O estudo dividiu os participantes em três grupos distintos, demonstrando diferenças significativas na conectividade cerebral entre aqueles que utilizaram IA e aqueles que não.
Riscos do uso de IA e como evitar a atrofia cognitiva
A CNN Brasil consultou especialistas médicos para analisar os riscos do uso de inteligência artificial e se é possível manter o cérebro ativo mesmo utilizando essa tecnologia.

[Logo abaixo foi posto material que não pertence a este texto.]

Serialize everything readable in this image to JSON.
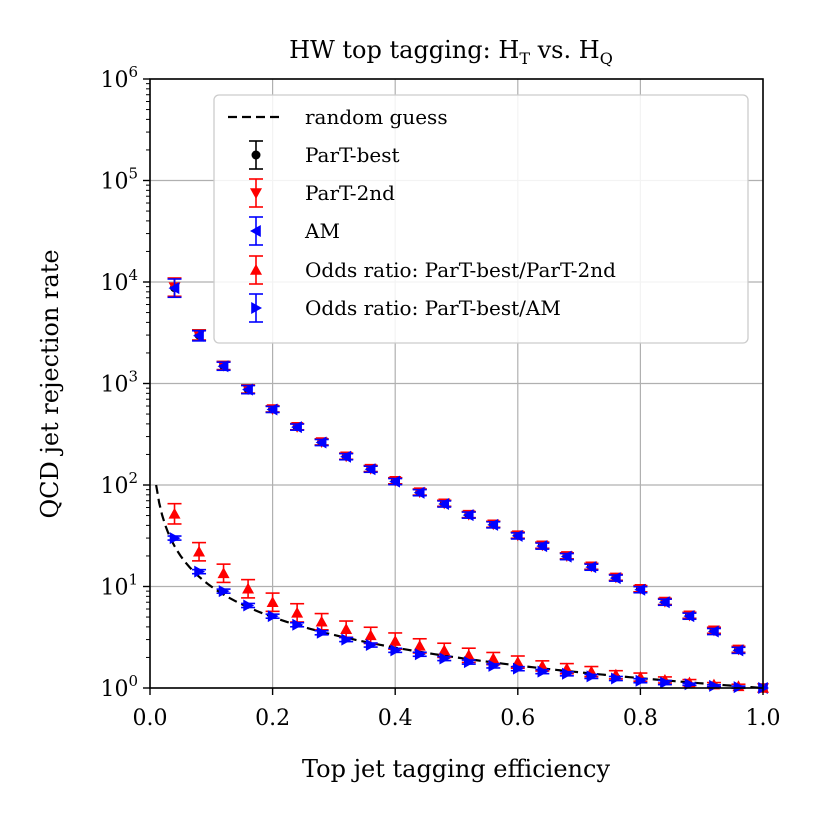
{
  "chart_data": {
    "type": "scatter",
    "title": "HW top tagging: H",
    "title_sub_1": "T",
    "title_mid": " vs. H",
    "title_sub_2": "Q",
    "xlabel": "Top jet tagging efficiency",
    "ylabel": "QCD jet rejection rate",
    "xlim": [
      0.0,
      1.0
    ],
    "ylim": [
      1,
      1000000
    ],
    "yscale": "log",
    "grid": true,
    "legend_position": "top-right",
    "x_ticks": [
      {
        "value": 0.0,
        "label": "0.0"
      },
      {
        "value": 0.2,
        "label": "0.2"
      },
      {
        "value": 0.4,
        "label": "0.4"
      },
      {
        "value": 0.6,
        "label": "0.6"
      },
      {
        "value": 0.8,
        "label": "0.8"
      },
      {
        "value": 1.0,
        "label": "1.0"
      }
    ],
    "y_ticks": [
      {
        "exp": 0,
        "base": "10",
        "power": "0"
      },
      {
        "exp": 1,
        "base": "10",
        "power": "1"
      },
      {
        "exp": 2,
        "base": "10",
        "power": "2"
      },
      {
        "exp": 3,
        "base": "10",
        "power": "3"
      },
      {
        "exp": 4,
        "base": "10",
        "power": "4"
      },
      {
        "exp": 5,
        "base": "10",
        "power": "5"
      },
      {
        "exp": 6,
        "base": "10",
        "power": "6"
      }
    ],
    "x": [
      0.04,
      0.08,
      0.12,
      0.16,
      0.2,
      0.24,
      0.28,
      0.32,
      0.36,
      0.4,
      0.44,
      0.48,
      0.52,
      0.56,
      0.6,
      0.64,
      0.68,
      0.72,
      0.76,
      0.8,
      0.84,
      0.88,
      0.92,
      0.96,
      1.0
    ],
    "random_guess": {
      "name": "random guess",
      "color": "#000000",
      "x_start": 0.01,
      "x_end": 1.0
    },
    "series": [
      {
        "name": "ParT-best",
        "color": "#000000",
        "marker": "circle",
        "values": [
          8800,
          3000,
          1500,
          880,
          560,
          375,
          265,
          192,
          145,
          110,
          85,
          66,
          51,
          41,
          32,
          25.5,
          20,
          15.8,
          12.3,
          9.5,
          7.1,
          5.2,
          3.7,
          2.4,
          1.0
        ],
        "errors": [
          0.09,
          0.05,
          0.04,
          0.04,
          0.03,
          0.03,
          0.03,
          0.03,
          0.03,
          0.03,
          0.03,
          0.03,
          0.03,
          0.03,
          0.03,
          0.03,
          0.03,
          0.03,
          0.03,
          0.03,
          0.03,
          0.03,
          0.03,
          0.03,
          0.0
        ]
      },
      {
        "name": "ParT-2nd",
        "color": "#ff0000",
        "marker": "triangle-down",
        "values": [
          8900,
          3000,
          1500,
          880,
          560,
          375,
          265,
          192,
          145,
          110,
          85,
          66,
          51,
          41,
          32,
          25.5,
          20,
          15.8,
          12.3,
          9.5,
          7.1,
          5.2,
          3.7,
          2.4,
          1.0
        ],
        "errors": [
          0.09,
          0.05,
          0.04,
          0.04,
          0.03,
          0.03,
          0.03,
          0.03,
          0.03,
          0.03,
          0.03,
          0.03,
          0.03,
          0.03,
          0.03,
          0.03,
          0.03,
          0.03,
          0.03,
          0.03,
          0.03,
          0.03,
          0.03,
          0.03,
          0.0
        ]
      },
      {
        "name": "AM",
        "color": "#0000ff",
        "marker": "triangle-left",
        "values": [
          8700,
          2950,
          1480,
          870,
          555,
          372,
          262,
          190,
          143,
          108,
          84,
          65,
          50.5,
          40.5,
          31.5,
          25,
          19.7,
          15.5,
          12.1,
          9.3,
          7.0,
          5.1,
          3.6,
          2.35,
          1.0
        ],
        "errors": [
          0.09,
          0.05,
          0.04,
          0.04,
          0.03,
          0.03,
          0.03,
          0.03,
          0.03,
          0.03,
          0.03,
          0.03,
          0.03,
          0.03,
          0.03,
          0.03,
          0.03,
          0.03,
          0.03,
          0.03,
          0.03,
          0.03,
          0.03,
          0.03,
          0.0
        ]
      },
      {
        "name": "Odds ratio: ParT-best/ParT-2nd",
        "color": "#ff0000",
        "marker": "triangle-up",
        "values": [
          52,
          22,
          13.5,
          9.5,
          7.0,
          5.5,
          4.5,
          3.8,
          3.3,
          2.9,
          2.6,
          2.35,
          2.1,
          1.95,
          1.8,
          1.65,
          1.55,
          1.45,
          1.35,
          1.28,
          1.2,
          1.13,
          1.08,
          1.04,
          1.0
        ],
        "errors": [
          0.1,
          0.09,
          0.09,
          0.09,
          0.09,
          0.09,
          0.08,
          0.08,
          0.08,
          0.08,
          0.07,
          0.07,
          0.07,
          0.06,
          0.06,
          0.05,
          0.05,
          0.05,
          0.04,
          0.04,
          0.03,
          0.03,
          0.02,
          0.02,
          0.0
        ]
      },
      {
        "name": "Odds ratio: ParT-best/AM",
        "color": "#0000ff",
        "marker": "triangle-right",
        "values": [
          30,
          14,
          9.0,
          6.5,
          5.1,
          4.2,
          3.5,
          3.0,
          2.65,
          2.35,
          2.15,
          1.95,
          1.8,
          1.65,
          1.55,
          1.45,
          1.38,
          1.3,
          1.24,
          1.18,
          1.13,
          1.09,
          1.05,
          1.02,
          1.0
        ],
        "errors": [
          0.02,
          0.02,
          0.02,
          0.02,
          0.02,
          0.02,
          0.02,
          0.02,
          0.02,
          0.02,
          0.02,
          0.02,
          0.02,
          0.02,
          0.02,
          0.02,
          0.02,
          0.02,
          0.02,
          0.02,
          0.02,
          0.01,
          0.01,
          0.01,
          0.0
        ]
      }
    ]
  }
}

A neurologista Juliana Khouri explicou que o uso passivo da IA pode levar a uma menor ativação cerebral, resultando em uma possível atrofia cognitiva. Por outro lado, o neurocirurgião Hugo Dória ressaltou que o cérebro necessita de estímulos e desafios para se fortalecer.
Importância de utilizar a IA de forma consciente
Dória destaca que a inteligência artificial não é prejudicial por si só, mas sim quando utilizada de maneira passiva. Ele enfatiza a importância de utilizar a IA como uma ferramenta de refinamento, não como substituição do pensamento.
O neurocirurgião também oferece dicas para manter o cérebro ativo, como praticar o raciocínio sem auxílio tecnológico e utilizar a IA como uma etapa complementar, não como ponto de partida.
Em resumo, é essencial compreender que o cérebro precisa de desafios e estímulos para se desenvolver. A inteligência artificial pode ser uma aliada no aprendizado, desde que seja utilizada de forma consciente e reflexiva.